In the past couple of days, Amazon’s chart has formed one of the most notoriously bearish technical analysis formations in the trading world. But things are not always be as they seem.
Amazon recently endured one of the classic bearish technical formations: the Death Cross. A Death Cross occurs when the shorter-term 50-day simple moving average (SMA) crosses below the longer-term 200-day SMA and is usually a sign that a stock has negative short-term momentum. However, in Amazon’s case, the Death Cross is far from typical.
In Amazon’s case, the Death Cross is more an indicator of past weakness than current weakness. Amazon’s 50-day SMA took a hard dive during the steep January and February sell-off, and the worst of the dip is still being included in the calculation of the 50-day SMA at this point. That means that even if Amazon trades sideways in coming weeks, its 50-day SMA will begin to rise, likely rendering the Death Cross very short-lived.

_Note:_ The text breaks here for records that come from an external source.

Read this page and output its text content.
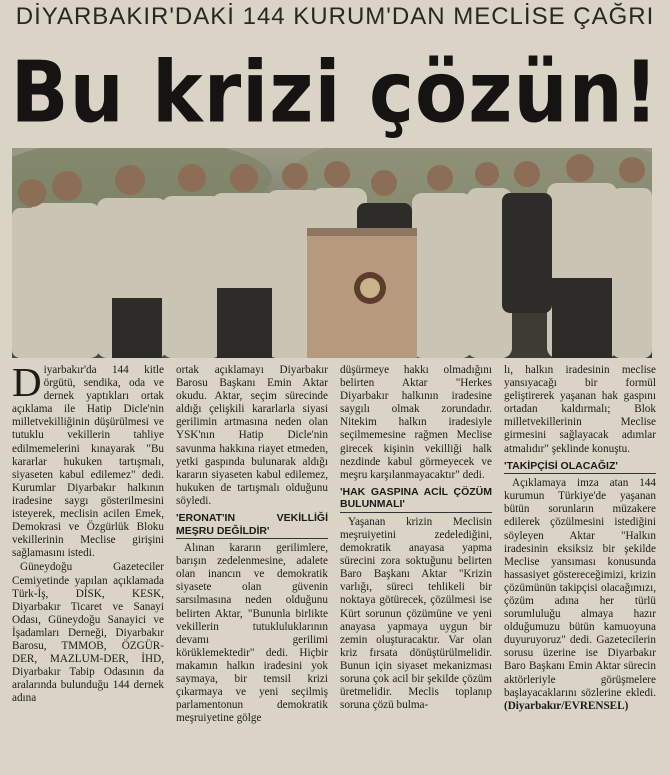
DİYARBAKIR'DAKİ 144 KURUM'DAN MECLİSE ÇAĞRI
Bu krizi çözün!

Diyarbakır'da 144 kitle örgütü, sendika, oda ve dernek yaptıkları ortak açıklama ile Hatip Dicle'nin milletvekilliğinin düşürülmesi ve tutuklu vekillerin tahliye edilmemelerini kınayarak "Bu kararlar hukuken tartışmalı, siyaseten kabul edilemez" dedi. Kurumlar Diyarbakır halkının iradesine saygı gösterilmesini isteyerek, meclisin acilen Emek, Demokrasi ve Özgürlük Bloku vekillerinin Meclise girişini sağlamasını istedi.

Güneydoğu Gazeteciler Cemiyetinde yapılan açıklamada Türk-İş, DİSK, KESK, Diyarbakır Ticaret ve Sanayi Odası, Güneydoğu Sanayici ve İşadamları Derneği, Diyarbakır Barosu, TMMOB, ÖZGÜR-DER, MAZLUM-DER, İHD, Diyarbakır Tabip Odasının da aralarında bulunduğu 144 dernek adına

ortak açıklamayı Diyarbakır Barosu Başkanı Emin Aktar okudu. Aktar, seçim sürecinde aldığı çelişkili kararlarla siyasi gerilimin artmasına neden olan YSK'nın Hatip Dicle'nin savunma hakkına riayet etmeden, yetki gaspında bulunarak aldığı kararın siyaseten kabul edilemez, hukuken de tartışmalı olduğunu söyledi.

'ERONAT'IN VEKİLLİĞİ MEŞRU DEĞİLDİR'

Alınan kararın gerilimlere, barışın zedelenmesine, adalete olan inancın ve demokratik siyasete olan güvenin sarsılmasına neden olduğunu belirten Aktar, "Bununla birlikte vekillerin tutukluluklarının devamı gerilimi körüklemektedir" dedi. Hiçbir makamın halkın iradesini yok saymaya, bir temsil krizi çıkarmaya ve yeni seçilmiş parlamentonun demokratik meşruiyetine gölge

düşürmeye hakkı olmadığını belirten Aktar "Herkes Diyarbakır halkının iradesine saygılı olmak zorundadır. Nitekim halkın iradesiyle seçilmemesine rağmen Meclise girecek kişinin vekilliği halk nezdinde kabul görmeyecek ve meşru karşılanmayacaktır" dedi.

'HAK GASPINA ACİL ÇÖZÜM BULUNMALI'

Yaşanan krizin Meclisin meşruiyetini zedelediğini, demokratik anayasa yapma sürecini zora soktuğunu belirten Baro Başkanı Aktar "Krizin varlığı, süreci tehlikeli bir noktaya götürecek, çözülmesi ise Kürt sorunun çözümüne ve yeni anayasa yapmaya uygun bir zemin oluşturacaktır. Var olan kriz fırsata dönüştürülmelidir. Bunun için siyaset mekanizması soruna çok acil bir şekilde çözüm üretmelidir. Meclis toplanıp soruna çözü bulma-

lı, halkın iradesinin meclise yansıyacağı bir formül geliştirerek yaşanan hak gaspını ortadan kaldırmalı; Blok milletvekillerinin Meclise girmesini sağlayacak adımlar atmalıdır" şeklinde konuştu.

'TAKİPÇİSİ OLACAĞIZ'

Açıklamaya imza atan 144 kurumun Türkiye'de yaşanan bütün sorunların müzakere edilerek çözülmesini istediğini söyleyen Aktar "Halkın iradesinin eksiksiz bir şekilde Meclise yansıması konusunda hassasiyet göstereceğimizi, krizin çözümünün takipçisi olacağımızı, çözüm adına her türlü sorumluluğu almaya hazır olduğumuzu bütün kamuoyuna duyuruyoruz" dedi. Gazetecilerin sorusu üzerine ise Diyarbakır Baro Başkanı Emin Aktar sürecin aktörleriyle görüşmelere başlayacaklarını sözlerine ekledi. (Diyarbakır/EVRENSEL)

Instead of worrying about the Death Cross, Amazon traders should be turning their attention to support and resistance levels. After consolidating between $585 and $538 for several weeks, Amazon recently broke out to its highest level since January. Now that the $585 resistance is out of the way, the January spike to $638 could be the next level of resistance. If Amazon moves above $638, expect a re-test of all-time highs of $696 in coming months.
Now that $585 resistance has been broken, the level could serve as short-term support. If Amazon breaks down below that level, look to $558 for support. This is the level at which the stock’s 50-day and 200-day SMAs currently rest. Below that, Amazon’s 2016 low of $474 needs to hold to keep Amazon’s chart from looking extremely bearish in months to come.
It’s never a good idea to rely on one single metric or chart formation, such as the Death Cross, to blindly make trading decisions. Trading rules become rules over time because they work the majority of the time, but there are always plenty of exceptions. Amazon’s chart isn’t particularly bullish at the moment, but its recent Death Cross isn’t something that traders need to be worried about.
Disclosure: the author has no position in the stocks mentioned.